What is “the 1 percent rule”?

It claims that in online communities, 1% of users are creators… 9% of users are occasional contributors… and 90% of users are “lurkers” who never contribute.

I’d probably have to place myself in the 9% (I don’t send out a tweet every time I put the kettle on). But I’ll freely admit to doing a fair bit of lurking on other people’s sites.

The 1 percent rule is often cited as a negative thing – that we need to encourage more participation from online communities. However, in my opinion, too much “participation” is what leads to tweets about what you just ate for lunch.

There are plenty of times when the best thing to do is nothing – and that’s particularly true in trading.

Here are two important ways in which we can do more – by doing less.

How a bit of “lurking” can help your trading

I wonder if you’ve ever done this…

You log on to your trading account to place a trade according to your strategy…

There’s no signal…

So, you cruise around the markets, flicking through different instruments and timeframes – looking for a trade…

Sound familiar?

If not, then you’ve more discipline than most.

I know that I’ve done it myself – I’m ready to trade, so I expect the markets to be ready too.

But it’s precisely these “forced” trades that are usually my downfall.

Most of us could do with spending more time watching the markets and waiting patiently – and less time actually in the markets.

“Doing nothing” is as important a part of your investment strategy as active trading. It may not be making you money, but it is actively protecting your funds.

There’s absolutely nothing wrong with a bit of “lurking” around your spread-betting account. And if you really feel you must be doing something – that’s what demo accounts are for!

The financial 1% rule

Financial trading has its own 1% rule – although I often see it pushed to a 2% rule… a 3% rule… and even a 5% rule…

I’m talking about how much of your money is at work at any one time – and how much is doing nothing, sitting in your account.

And the 1% rule states that you will never risk more than 1% of your trading fund on any one trade.

It’s a conservative stance, and one that’s considerably less exciting to follow if you’re used to risking 5% of your pot at a time.

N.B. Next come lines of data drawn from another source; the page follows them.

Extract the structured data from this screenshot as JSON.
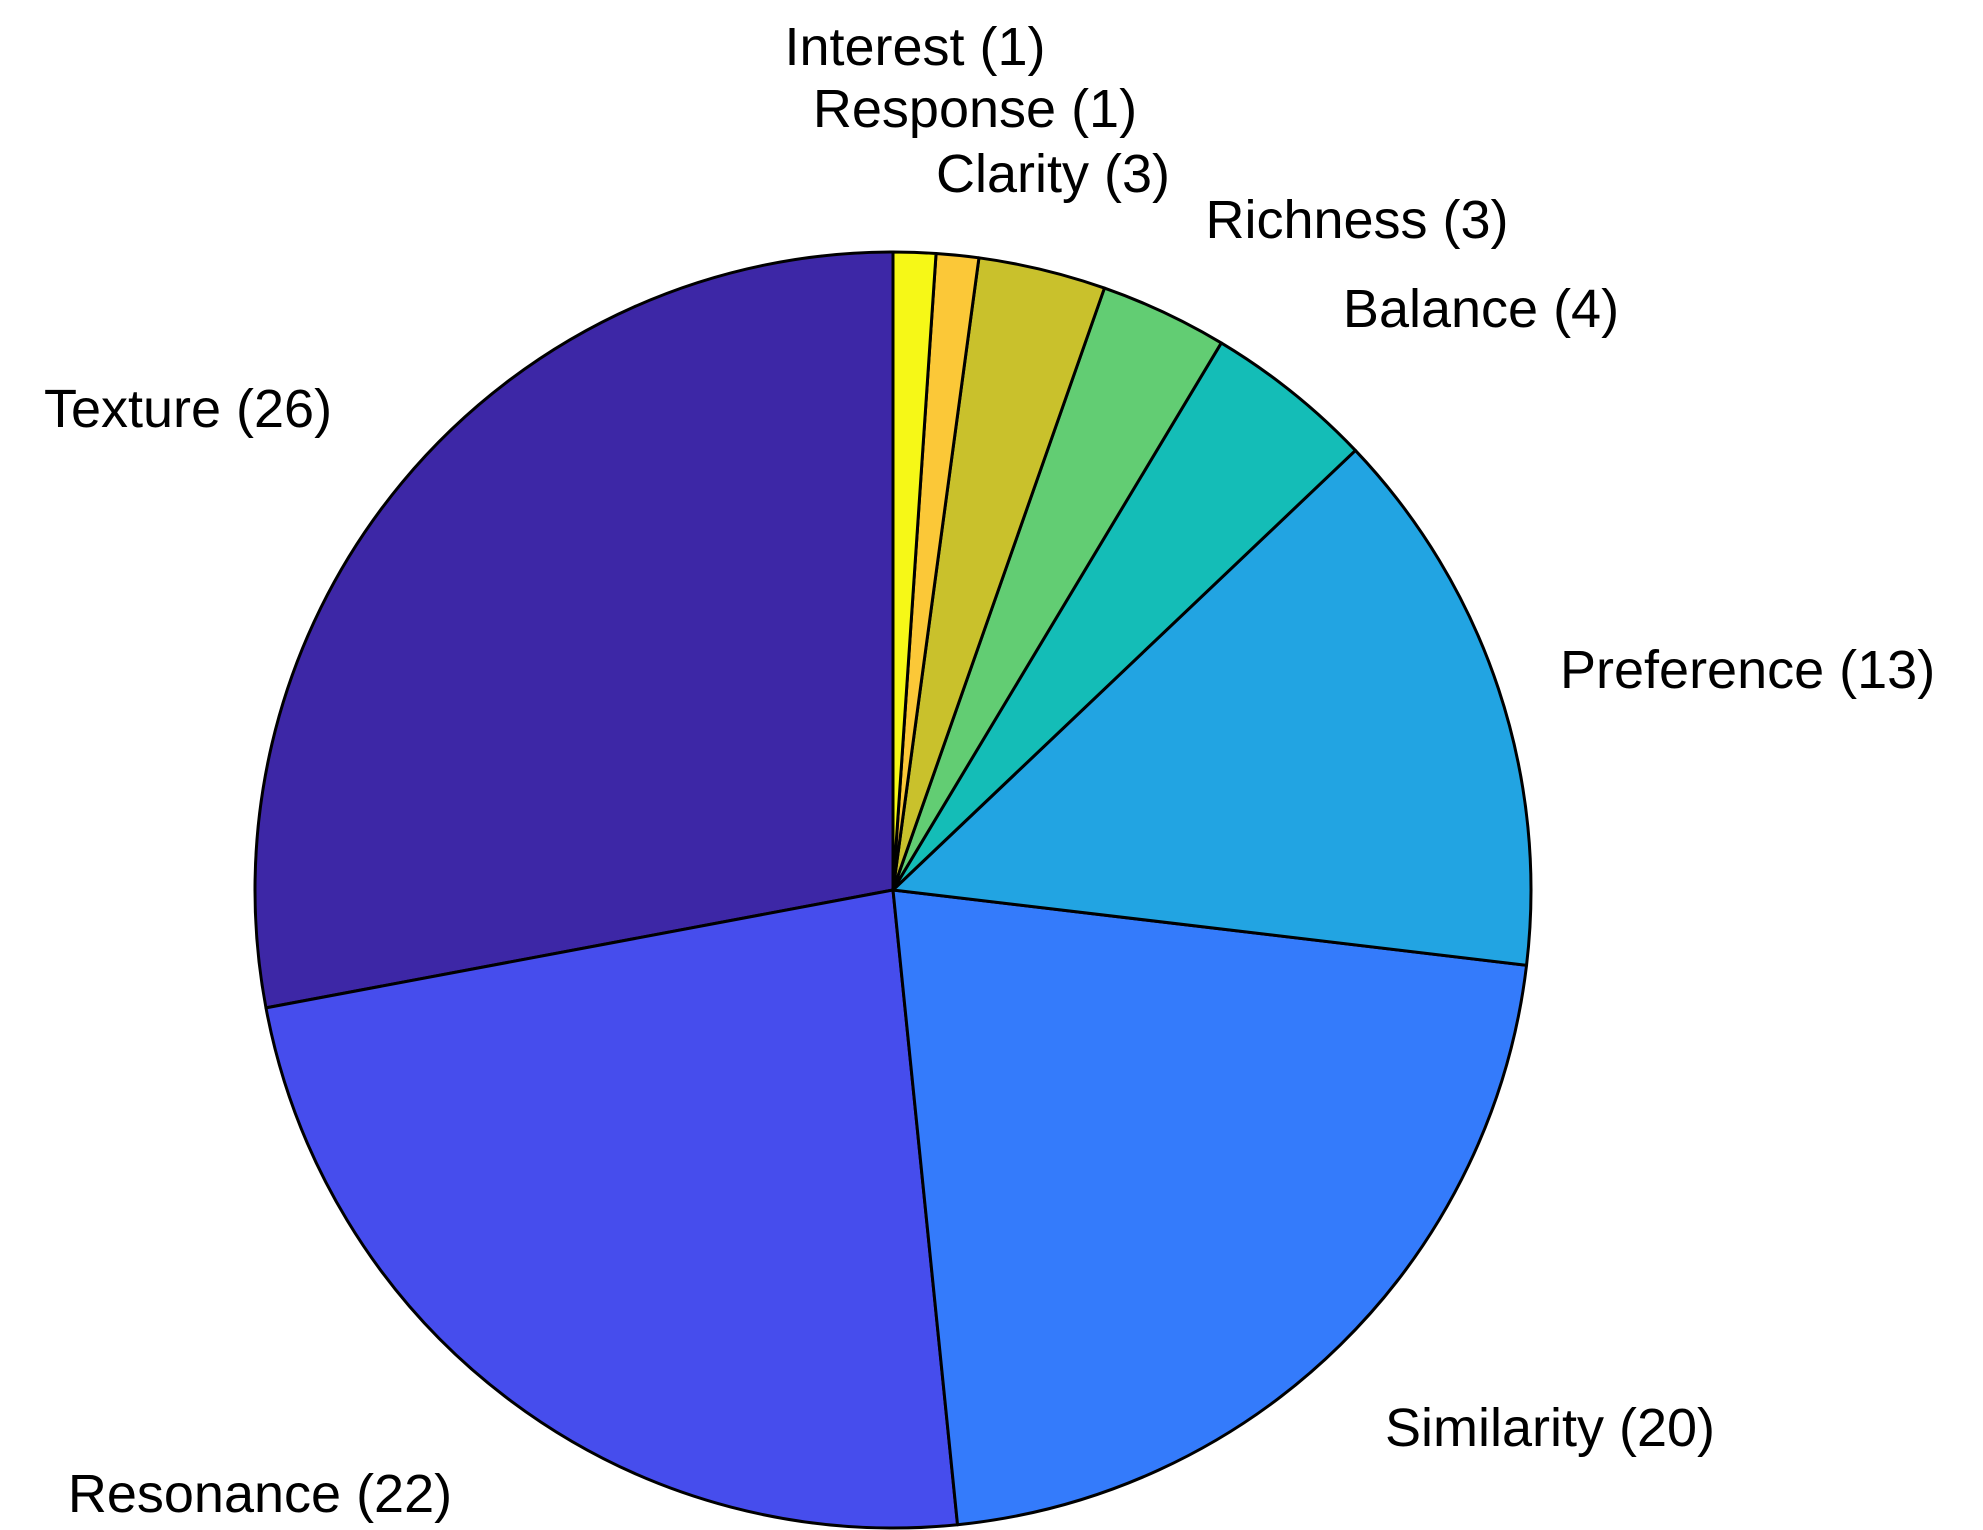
{
  "chart_data": {
    "type": "pie",
    "direction": "clockwise",
    "start_angle_deg": 90,
    "slices": [
      {
        "category": "Texture",
        "value": 26,
        "label": "Texture (26)",
        "color": "#3d27a6"
      },
      {
        "category": "Resonance",
        "value": 22,
        "label": "Resonance (22)",
        "color": "#464ded"
      },
      {
        "category": "Similarity",
        "value": 20,
        "label": "Similarity (20)",
        "color": "#347bfb"
      },
      {
        "category": "Preference",
        "value": 13,
        "label": "Preference (13)",
        "color": "#22a4e2"
      },
      {
        "category": "Balance",
        "value": 4,
        "label": "Balance (4)",
        "color": "#14bdb7"
      },
      {
        "category": "Richness",
        "value": 3,
        "label": "Richness (3)",
        "color": "#62cd73"
      },
      {
        "category": "Clarity",
        "value": 3,
        "label": "Clarity (3)",
        "color": "#c9c12c"
      },
      {
        "category": "Response",
        "value": 1,
        "label": "Response (1)",
        "color": "#fbc838"
      },
      {
        "category": "Interest",
        "value": 1,
        "label": "Interest (1)",
        "color": "#f6f817"
      }
    ]
  }
}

However, it dampens the volatility of your trading fund – you know, those ups and downs that can leave your head spinning or your stomach churning.

Any loss will only ever be 1% of your fund. Follow this, and you’ll find that you care less about whether you’re right or wrong on any given trade, and you’ll naturally start to see the bigger picture – the goal of long-term profitability, instead of sweating the small stuff.

It also means, that you’ll be alive on the next trading day, rather than blown out by a few big losses – and staying in the game is vital if you’re to succeed in your long-term financial goals.